I am stuck again, I solved the right side of the equation you created and got .6s. But on the left side i solved by substitution. Where u=1-kV du=k dV so the left side becomes....

(1/k)ln(1-kV) over the intgral of V0=0 V1=4 m/s .....after everything cancels i have (1/k)(ln4k)=.6 is this right? Sorry if it is hard to follow.

5. Jan 7, 2010

### talaroue

which is wrong because those sides do not equal each other when I plug in a number for k

6. Jan 7, 2010

### talaroue

i tried solving with out using u, and i got ln(0) at one point which is impossible to solve so i am once again stuck.

7. Jan 8, 2010

### ehild

You need the function v(t) to get x(t). Integrate with respect to v between 0 and v(t), and between 0 and t on the right side.
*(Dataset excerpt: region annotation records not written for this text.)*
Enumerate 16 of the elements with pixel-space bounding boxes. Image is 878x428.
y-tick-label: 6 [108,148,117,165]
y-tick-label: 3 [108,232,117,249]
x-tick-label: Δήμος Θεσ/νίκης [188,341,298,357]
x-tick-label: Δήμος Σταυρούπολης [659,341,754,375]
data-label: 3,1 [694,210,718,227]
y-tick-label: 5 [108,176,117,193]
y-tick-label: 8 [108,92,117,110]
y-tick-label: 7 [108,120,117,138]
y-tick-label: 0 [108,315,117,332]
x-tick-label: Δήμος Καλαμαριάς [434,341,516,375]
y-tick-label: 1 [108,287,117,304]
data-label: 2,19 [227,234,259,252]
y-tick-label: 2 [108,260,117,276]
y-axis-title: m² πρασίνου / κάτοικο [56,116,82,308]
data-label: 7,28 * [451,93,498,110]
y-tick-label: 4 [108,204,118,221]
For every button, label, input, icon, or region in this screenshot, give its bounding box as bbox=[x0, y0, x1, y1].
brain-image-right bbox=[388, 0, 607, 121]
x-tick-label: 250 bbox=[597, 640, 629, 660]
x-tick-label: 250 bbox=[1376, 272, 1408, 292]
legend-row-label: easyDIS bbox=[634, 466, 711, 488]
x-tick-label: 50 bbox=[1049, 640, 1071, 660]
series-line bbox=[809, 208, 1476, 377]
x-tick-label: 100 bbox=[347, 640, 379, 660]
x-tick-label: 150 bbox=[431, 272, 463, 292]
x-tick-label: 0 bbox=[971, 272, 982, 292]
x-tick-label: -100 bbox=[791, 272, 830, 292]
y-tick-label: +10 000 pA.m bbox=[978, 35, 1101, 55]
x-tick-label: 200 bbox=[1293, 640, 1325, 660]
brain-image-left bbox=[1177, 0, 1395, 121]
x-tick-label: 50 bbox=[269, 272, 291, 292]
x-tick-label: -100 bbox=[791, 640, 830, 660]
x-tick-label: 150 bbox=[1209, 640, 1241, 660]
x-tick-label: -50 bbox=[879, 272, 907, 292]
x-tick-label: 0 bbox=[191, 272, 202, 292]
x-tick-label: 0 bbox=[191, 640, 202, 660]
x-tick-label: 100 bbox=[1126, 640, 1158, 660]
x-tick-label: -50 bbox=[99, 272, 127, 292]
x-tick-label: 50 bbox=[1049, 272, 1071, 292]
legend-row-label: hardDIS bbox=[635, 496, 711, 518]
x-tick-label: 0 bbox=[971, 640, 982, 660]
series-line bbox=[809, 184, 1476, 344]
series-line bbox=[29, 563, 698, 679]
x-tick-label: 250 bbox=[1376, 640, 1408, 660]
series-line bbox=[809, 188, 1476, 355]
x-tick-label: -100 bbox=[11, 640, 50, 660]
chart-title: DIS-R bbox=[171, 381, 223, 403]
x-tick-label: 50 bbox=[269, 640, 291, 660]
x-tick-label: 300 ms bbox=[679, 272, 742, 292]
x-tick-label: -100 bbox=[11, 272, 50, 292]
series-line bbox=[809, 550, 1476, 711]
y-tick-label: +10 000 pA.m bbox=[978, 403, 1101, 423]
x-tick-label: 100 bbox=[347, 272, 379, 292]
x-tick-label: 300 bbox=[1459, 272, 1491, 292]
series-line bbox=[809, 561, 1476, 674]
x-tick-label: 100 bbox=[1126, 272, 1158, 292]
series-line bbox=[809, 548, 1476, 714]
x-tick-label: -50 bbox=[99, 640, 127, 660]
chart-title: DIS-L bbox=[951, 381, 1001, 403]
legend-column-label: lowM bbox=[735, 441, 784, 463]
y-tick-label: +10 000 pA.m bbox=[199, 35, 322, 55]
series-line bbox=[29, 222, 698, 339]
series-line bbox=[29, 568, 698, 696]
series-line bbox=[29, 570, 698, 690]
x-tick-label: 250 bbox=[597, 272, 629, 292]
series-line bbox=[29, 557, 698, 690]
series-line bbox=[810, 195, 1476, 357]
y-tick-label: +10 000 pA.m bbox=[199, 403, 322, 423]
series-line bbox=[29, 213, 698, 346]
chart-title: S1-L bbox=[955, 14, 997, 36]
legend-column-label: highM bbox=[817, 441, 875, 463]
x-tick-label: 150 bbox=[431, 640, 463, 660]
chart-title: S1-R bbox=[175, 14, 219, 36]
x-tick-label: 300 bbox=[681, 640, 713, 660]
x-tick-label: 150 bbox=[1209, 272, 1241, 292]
$$\int_{0}^{v(t)}{\frac{dv}{1-kv}=-\frac{1}{k}(\ln(1-kv(t))-\ln(1-0))=0.4t$$

$$-1/k\ln(1-kv(t))=0.4t\rightarrow 1-kv(t)=\exp(-0.4kt)\rightarrow v(t)=1/k(1-\exp(-0.4kt))$$

At t=15 s, v=4 m/s, so 4=1/k(1- exp(-6k)), k=0.25(1-exp(-6k)) It is a bit tricky, to get k from here. Apply some numerical method.

ehild

8. Jan 8, 2010

### Winzer

There are two things you can do from here:
1) Solve for k numerically via computer box
or
2) You can get an approximation by expanding the exponential with a Taylor Series.
$$e^{-0.4 k *15} \approx 1 - 0.4 k*15 + \frac{(-0.4 k*15 )^2}{2}$$
Throw this in your eq. and you should get a decent approximation for k.

9. Jan 8, 2010

### ehild

it is: k=0.1458...

ehild

10. Jan 9, 2010

### talaroue

I was right, i just couldnt figure out how to solve. That mkes me feel better! Thanks for everything you guys!

11. Jan 9, 2010

### talaroue

for the second part I am stuck.....here is my work.... this is problem 11.25

12. Jan 9, 2010

### ehild

I do not understand your last line. It is all right up to then.

After integration, you got:

$$0.4x-1.6=1/k^2[1-kv-ln(1-kv)]_0^6$$

Substitute first v=6, then v=0, and subtract. But how did you get that 48.32?

1-6k-ln(1-6k)=0.1258+2.07317=2.1989, and divided by k^2: 103.6

ehild